Face à l'exode des téléspectateurs, les diffuseurs sont en recherche de solution, désespérément. Cela va de l'idée de l'exemplarité - le comportement des présentateurs hors caméra a été placé sous les feux de la rampe cette année en raison des scandales très médiatisés impliquant Phillip Schofield et Huw Edwards -, à l'idée de plus d'incarnation - Lindsay Salt, directrice de la division fiction de la BBC, a présenté sa vision pour des commandes plus axées sur les personnages. Pour le moment, un grand nombre de chaînes et de diffuseurs proposent une gamme de programmes étonnamment similaires. Les séquelles de la guerre de streaming, avec des rivaux qui investissent à la fois dans les programmes non scénarisés et scénarisés, font que l'on ne sait plus vraiment ce qui différencie une émission sur Amazon d'une émission sur Netflix. Même la BBC se rapproche de ses rivaux commerciaux, en se lançant dans des formats comme Survivor.

Peut-être que la télé est-elle juste trop snob ? Dans le panel "Des plaisirs moins coupables...", les participants sont tous d'accord pour dire que les émissions de téléréalité devraient être davantage récompensées par des prix tels que les BAFTA. Jim Allen, ancien responsable de I'm a Celebrity et patron de RDF, a ajouté que la télévision "sait qu'elle a un problème [de diversité socio-économique] mais n'a pas fait assez pour y remédier ces dernières années". Il critique les émissions d'actualité lourdement récompensées, pour lesquelles "les gens devraient être plus snobs".

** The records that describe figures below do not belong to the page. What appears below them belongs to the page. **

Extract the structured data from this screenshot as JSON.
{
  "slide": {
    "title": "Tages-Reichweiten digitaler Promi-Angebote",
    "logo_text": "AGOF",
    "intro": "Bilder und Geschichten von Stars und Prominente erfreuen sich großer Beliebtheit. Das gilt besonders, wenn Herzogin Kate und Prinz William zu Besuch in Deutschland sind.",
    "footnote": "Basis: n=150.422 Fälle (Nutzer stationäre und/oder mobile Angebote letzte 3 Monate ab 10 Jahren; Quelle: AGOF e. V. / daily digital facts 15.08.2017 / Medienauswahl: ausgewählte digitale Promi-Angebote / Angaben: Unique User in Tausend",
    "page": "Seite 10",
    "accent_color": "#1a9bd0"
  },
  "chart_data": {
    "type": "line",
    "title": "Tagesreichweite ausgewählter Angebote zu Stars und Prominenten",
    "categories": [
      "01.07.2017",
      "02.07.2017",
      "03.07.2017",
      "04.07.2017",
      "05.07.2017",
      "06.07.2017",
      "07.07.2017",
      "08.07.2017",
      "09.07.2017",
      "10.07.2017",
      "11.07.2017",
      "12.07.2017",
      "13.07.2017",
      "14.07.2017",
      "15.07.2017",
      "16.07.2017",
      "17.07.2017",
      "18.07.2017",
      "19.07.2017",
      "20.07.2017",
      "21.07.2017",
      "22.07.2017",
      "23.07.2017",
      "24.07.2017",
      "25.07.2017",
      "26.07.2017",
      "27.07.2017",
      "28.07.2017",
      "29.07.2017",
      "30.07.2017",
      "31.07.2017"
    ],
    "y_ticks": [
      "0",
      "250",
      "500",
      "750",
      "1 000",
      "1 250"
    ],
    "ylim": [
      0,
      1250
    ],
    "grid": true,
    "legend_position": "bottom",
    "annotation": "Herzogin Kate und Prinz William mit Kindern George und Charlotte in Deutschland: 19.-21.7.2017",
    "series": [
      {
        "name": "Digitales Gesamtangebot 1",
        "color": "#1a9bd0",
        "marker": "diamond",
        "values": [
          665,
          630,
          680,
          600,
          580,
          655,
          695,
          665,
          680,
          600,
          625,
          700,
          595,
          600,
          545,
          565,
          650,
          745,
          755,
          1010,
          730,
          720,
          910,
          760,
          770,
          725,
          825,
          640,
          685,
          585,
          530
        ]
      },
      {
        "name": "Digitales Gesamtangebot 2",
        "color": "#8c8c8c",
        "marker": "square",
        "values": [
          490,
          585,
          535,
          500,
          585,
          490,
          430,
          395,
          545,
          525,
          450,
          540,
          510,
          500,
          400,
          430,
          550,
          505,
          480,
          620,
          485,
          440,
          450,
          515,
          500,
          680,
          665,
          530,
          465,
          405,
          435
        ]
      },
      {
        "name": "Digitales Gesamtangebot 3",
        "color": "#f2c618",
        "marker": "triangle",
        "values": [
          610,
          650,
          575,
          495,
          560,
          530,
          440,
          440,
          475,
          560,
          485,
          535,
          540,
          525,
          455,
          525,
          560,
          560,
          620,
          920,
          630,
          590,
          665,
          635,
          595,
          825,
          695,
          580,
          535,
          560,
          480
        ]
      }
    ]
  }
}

La solution est peut-être en effet, comme l'évoque Louis Theroux, plus d'audace. Pour la scénariste Sally Wainwright, "chaque minute de télévision doit être une expérience marquante". Et pour Jesse Armstrong, scénariste de Succession, "faire de la télévision est déjà assez difficile. Il n'est pas nécessaire de jouer au con en plus." Et pour conclure avec Louis Theroux : "Nous servons mieux la justice sociale lorsque nous cherchons à faire une télévision qui touche les gens et les engage. Prenez des risques. Naviguez à contre-courant".

 

 

Image d'illustration : TV Moment of the Year, Doctor Who, BBC 

NB : Exceptionnellement, cette année l’équipe de Méta-Media n’a pas pu se rendre IRL au TV Festival d’Edimbourg. On y retourne en 2024. On vous propose donc ici un retour sur des replays des tables rondes et une revue de presse, pour retenir les points clés, comme chaque année.